Mencium Kaki Kiai dan Sujud

berjutapena.or.id,- Belakangan ini marak konten media sosial yang menyerang perilaku santri ketika mencium tangan sambil merunduk di depan kiai, bahkan ada yang berjalan jongkok (bukan ngesot). Secara fikih, persoalan ini memang sering menjadi bahan perbincangan di kalangan santri. Mereka mendiskusikan hukum merunduk, berjalan jongkok, hingga mencium kaki kiai dan orang tua. Biasanya pembahasan itu hadir di berbagai forum: mulai dari kelas bersama ustaz atau kiai, musyawarah antarkelas, hingga bahtsul masail antarpesantren, bahkan di tingkat nasional.

Kelompok wahabi juga tidak ketinggalan menyoroti persoalan ini. Dua ulama mereka, seperti Syaikh Bin Baz dan Al-Utsaimin, memberikan komentar terkait masalah ini. Keduanya tidak mempersoalkan praktik mencium tangan atau kaki orang tua, atau orang yang dimuliakan semisal ulama.

Kembali ke tradisi kaum sarungan Nusantara, saking seringnya pertanyaan kritis muncul tentang pasal ini, obrolan saat ngopi pun kerap berubah menjadi diskusi hukum fikih dadakan.

Lalu bagaimana hukum orang yang merunduk sampai seakan-akan sujud ketika mencium tangan atau kaki kiai? Berikut salah satu cuplikan diskusi fikih bernuansa jenaka dalam forum kelas di Pondok Pesantren Sidogiri.

Sekedar pengingat, jangan bayangkan ini obrolan orang awam yang tidak mengerti agama. Perbincangan berikut adalah diskusi “kelas langit” antara santri kelas tinggi dengan pembimbingnya.

Dulu di Sidogiri, seorang teman kelas pernah bertanya kepada almarhum KH. Masruhin Baihaqi saat pelajaran fikih membahas kitab Fathul Mu’in : “Mencium kaki kiai itu kan sunnah, sedangkan sujud kepada makhluk bisa menyebabkan murtad. Apakah praktik mencium kaki kiai yang sampai pada batasan seperti sujud itu tidak terancam murtad?”

KH. Masruhin menjawab dengan bahasa Madura sambil tersenyum. Kurang lebih demikian jawaban beliau: “Ajiya nyamana nyium sokoh, benni sujud. Berhubung soko bede bebbé, sopajé bisa nyium koduh nondhuk ka bebbé engka’ oreng sujud. Yeh terusagi tak apa-apa, benni sujud jiya, karena tak niat sujud. Nyium soko jiya! Faham? Yeh, mun kakeh tak gelem nyium sokoh bik margé’na modhell oreng a sujud, masak pas sokona kiai é angkat ka atas? Yeh labu agêntang diya kiai-né. Mun tepak ka engkong kiai-né, gih tak nyium é tempak kadék bik engkok kakeh.”

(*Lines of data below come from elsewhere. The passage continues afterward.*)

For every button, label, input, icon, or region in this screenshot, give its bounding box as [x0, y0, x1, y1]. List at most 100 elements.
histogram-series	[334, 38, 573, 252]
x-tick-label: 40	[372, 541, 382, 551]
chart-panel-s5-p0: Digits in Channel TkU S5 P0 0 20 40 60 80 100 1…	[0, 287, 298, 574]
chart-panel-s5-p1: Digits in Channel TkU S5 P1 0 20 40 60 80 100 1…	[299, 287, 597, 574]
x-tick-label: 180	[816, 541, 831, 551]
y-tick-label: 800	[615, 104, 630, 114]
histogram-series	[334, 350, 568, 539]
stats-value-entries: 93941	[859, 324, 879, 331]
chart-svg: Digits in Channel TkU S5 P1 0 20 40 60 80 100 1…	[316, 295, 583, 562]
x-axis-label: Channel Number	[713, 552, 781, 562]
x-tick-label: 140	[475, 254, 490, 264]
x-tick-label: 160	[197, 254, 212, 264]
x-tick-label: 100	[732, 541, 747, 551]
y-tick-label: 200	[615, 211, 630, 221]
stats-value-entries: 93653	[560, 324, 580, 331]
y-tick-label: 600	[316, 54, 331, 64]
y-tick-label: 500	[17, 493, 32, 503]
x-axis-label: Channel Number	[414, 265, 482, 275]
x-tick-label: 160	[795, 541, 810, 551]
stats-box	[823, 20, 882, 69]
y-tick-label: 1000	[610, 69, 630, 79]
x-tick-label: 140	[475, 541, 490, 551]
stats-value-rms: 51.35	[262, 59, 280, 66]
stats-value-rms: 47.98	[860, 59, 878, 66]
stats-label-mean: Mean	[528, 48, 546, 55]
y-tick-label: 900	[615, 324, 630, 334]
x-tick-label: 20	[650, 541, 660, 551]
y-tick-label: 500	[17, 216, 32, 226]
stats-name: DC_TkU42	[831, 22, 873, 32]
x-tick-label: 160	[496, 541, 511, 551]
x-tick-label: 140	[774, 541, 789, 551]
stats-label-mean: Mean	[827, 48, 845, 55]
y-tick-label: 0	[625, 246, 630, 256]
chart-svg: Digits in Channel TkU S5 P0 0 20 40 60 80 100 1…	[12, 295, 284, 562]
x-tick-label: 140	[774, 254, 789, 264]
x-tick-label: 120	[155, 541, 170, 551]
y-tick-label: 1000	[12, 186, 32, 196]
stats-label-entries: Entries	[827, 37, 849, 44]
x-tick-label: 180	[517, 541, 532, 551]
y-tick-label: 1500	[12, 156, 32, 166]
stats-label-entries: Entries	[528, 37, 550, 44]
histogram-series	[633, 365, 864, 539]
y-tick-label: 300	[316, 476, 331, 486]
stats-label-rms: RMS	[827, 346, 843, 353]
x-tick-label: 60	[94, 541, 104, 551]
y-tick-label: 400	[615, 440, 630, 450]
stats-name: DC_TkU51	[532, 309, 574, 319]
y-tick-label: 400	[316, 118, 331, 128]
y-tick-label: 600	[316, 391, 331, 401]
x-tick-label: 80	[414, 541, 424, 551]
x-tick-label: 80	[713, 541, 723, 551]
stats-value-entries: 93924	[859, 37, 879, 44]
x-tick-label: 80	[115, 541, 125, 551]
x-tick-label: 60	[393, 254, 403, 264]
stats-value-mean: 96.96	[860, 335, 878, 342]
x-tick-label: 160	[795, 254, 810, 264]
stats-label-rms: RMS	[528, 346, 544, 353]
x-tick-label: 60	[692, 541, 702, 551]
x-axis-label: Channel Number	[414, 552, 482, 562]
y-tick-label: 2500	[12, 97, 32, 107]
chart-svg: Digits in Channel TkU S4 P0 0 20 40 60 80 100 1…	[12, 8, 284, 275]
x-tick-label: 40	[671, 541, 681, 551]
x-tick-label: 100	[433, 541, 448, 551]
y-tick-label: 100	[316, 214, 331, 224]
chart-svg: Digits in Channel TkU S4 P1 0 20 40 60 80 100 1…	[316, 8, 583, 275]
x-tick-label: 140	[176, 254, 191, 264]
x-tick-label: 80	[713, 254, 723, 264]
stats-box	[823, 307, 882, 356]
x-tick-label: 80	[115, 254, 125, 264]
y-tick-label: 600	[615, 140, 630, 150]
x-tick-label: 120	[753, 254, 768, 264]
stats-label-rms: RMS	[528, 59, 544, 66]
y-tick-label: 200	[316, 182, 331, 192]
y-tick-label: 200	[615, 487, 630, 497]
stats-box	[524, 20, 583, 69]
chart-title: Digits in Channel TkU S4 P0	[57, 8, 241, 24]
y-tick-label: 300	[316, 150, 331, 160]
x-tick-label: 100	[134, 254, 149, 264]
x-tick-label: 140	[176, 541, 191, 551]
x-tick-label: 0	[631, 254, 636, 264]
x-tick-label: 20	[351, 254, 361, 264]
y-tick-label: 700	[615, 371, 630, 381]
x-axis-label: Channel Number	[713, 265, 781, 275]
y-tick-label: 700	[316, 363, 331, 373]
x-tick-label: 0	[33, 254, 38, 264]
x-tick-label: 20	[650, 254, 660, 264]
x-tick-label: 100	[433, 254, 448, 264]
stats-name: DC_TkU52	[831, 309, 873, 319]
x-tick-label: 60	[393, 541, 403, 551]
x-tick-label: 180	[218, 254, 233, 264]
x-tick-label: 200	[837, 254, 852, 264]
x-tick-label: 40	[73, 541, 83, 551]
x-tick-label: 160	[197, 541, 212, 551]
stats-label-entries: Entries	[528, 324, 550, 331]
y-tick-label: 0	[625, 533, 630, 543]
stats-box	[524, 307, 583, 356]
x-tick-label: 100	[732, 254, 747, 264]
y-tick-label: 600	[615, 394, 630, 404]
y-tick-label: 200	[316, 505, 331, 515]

Yang kurang lebih berarti: “Itu namanya mencium kaki, bukan sujud. Karena posisi kaki ada di bawah, maka untuk bisa menciumnya dibutuhkan gerakan menunduk atau membungkuk, sehingga mirip orang sujud. Tidak apa-apa, itu bukan sujud, karena tidak ada niat sujud. Itu hanya mencium kaki! Paham? Kalau kamu tidak mau mencium kaki kiai hanya karena praktiknya mirip sujud, apa kamu mau minta kaki kiai diangkat ke atas? Yang ada nanti malah jatuh ke belakang kiai. Kalau saya jadi kiainya, sebelum kamu cium sudah saya tendang dulu!”

Sontak jawaban beliau meledakkan tawa seluruh siswa kelas 3 Aliyah, Jurusan Tarbiyah. Sesederhana itu beliau menjawab: santai, ringan, penuh guyon, namun makjleb dan sarat ilmu. Para murid pun langsung paham tanpa harus memeras dahi membaca ibarat demi ibarat.

Semoga Allah merahmati beliau, KH. Masruhin Baihaqi.